Publié le Mis à jour le

robert-houdin-louis-comteLouis Comte était un très habile ventriloque, et, comme prestidigitateur, son étoile ne commença à pâlir que lorsque parut Robert-Houdin. Cependant les deux rivaux étaient restés amis, et voici, à ce sujet, une assez curieuse anecdote :

Ils s’étaient rendus ensemble, pour s’entendre au sujet d’une représentation, dans le cabinet du directeur de l’Opéra, qui était alors le docteur Véron. Comme ils redescendaient le grand escalier, Robert-Houdin entendit une voix éloignée, avec le timbre de celle du directeur, qui l’appelait d’une façon pressante. 

 Pourquoi diable Véron me rappelle-t-il ? dit l’escamoteur à son compagnon.
—  Remontez, et vous le saurez, répondit M. Comte.

Robert-Houdin remonte, ne voit personne, cherche dans les corridors, interroge les garçons de service, et, reconnaissant enfin qu’il a été dupe d’une mystification, se résigne à rejoindre Comte, qui l’attendait.

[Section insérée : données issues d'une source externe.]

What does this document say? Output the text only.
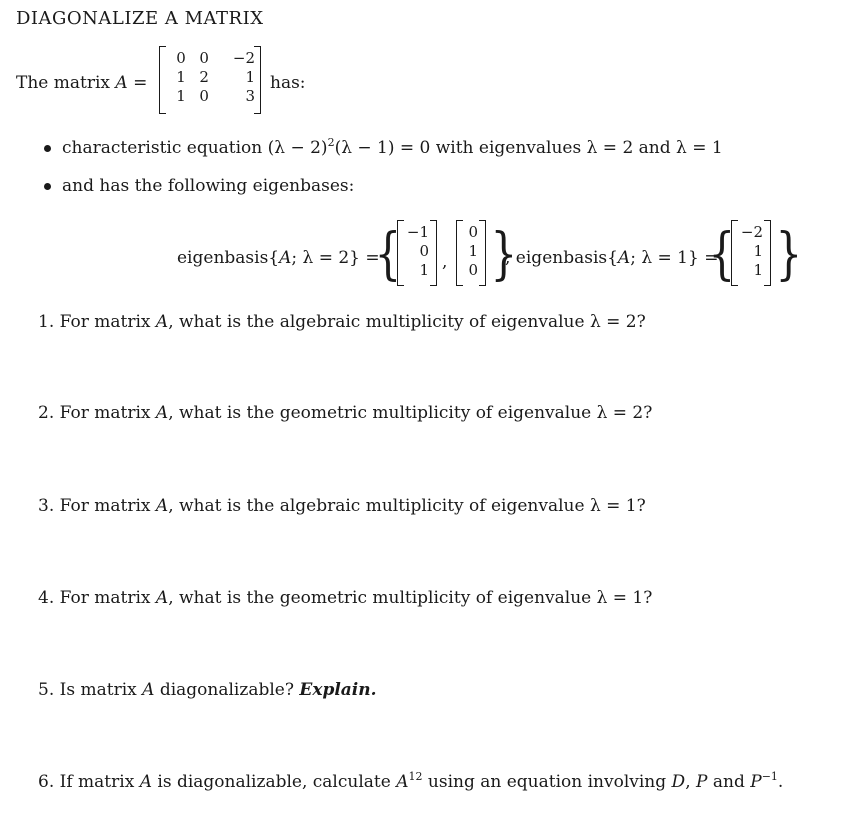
DIAGONALIZE A MATRIX
The matrix A =
0	0	−2
1	2	1
1	0	3
has:
characteristic equation $(\lambda - 2)^2(\lambda - 1) = 0$ with eigenvalues λ = 2 and λ = 1
and has the following eigenbases:
eigenbasis{A; λ = 2} =
{ −1
0
1 ,
0
1
0 }
, eigenbasis{A; λ = 1} =
{ −2
1
1 }
1. For matrix A, what is the algebraic multiplicity of eigenvalue λ = 2?
2. For matrix A, what is the geometric multiplicity of eigenvalue λ = 2?
3. For matrix A, what is the algebraic multiplicity of eigenvalue λ = 1?
4. For matrix A, what is the geometric multiplicity of eigenvalue λ = 1?
5. Is matrix A diagonalizable? Explain.
6. If matrix A is diagonalizable, calculate $A^{12}$ using an equation involving D, P and $P^{-1}$.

 Que vous voulait donc Véron ? demanda d’un ton naturel ce dernier.
— Oh! réplique tout aussi naturellement Robert-Houdin, il voulait me remettre votre
tabatière, qui vous avait été volée.

En même temps il restitua au ventriloque la tabatière en or qu’il lui avait escamotée, et les deux amis rirent beaucoup du tour qu’ils s’étaient mutuellement joué.

J. Schneider. « L’Argus et le Vert-vert réunis. » Lyon, 1859.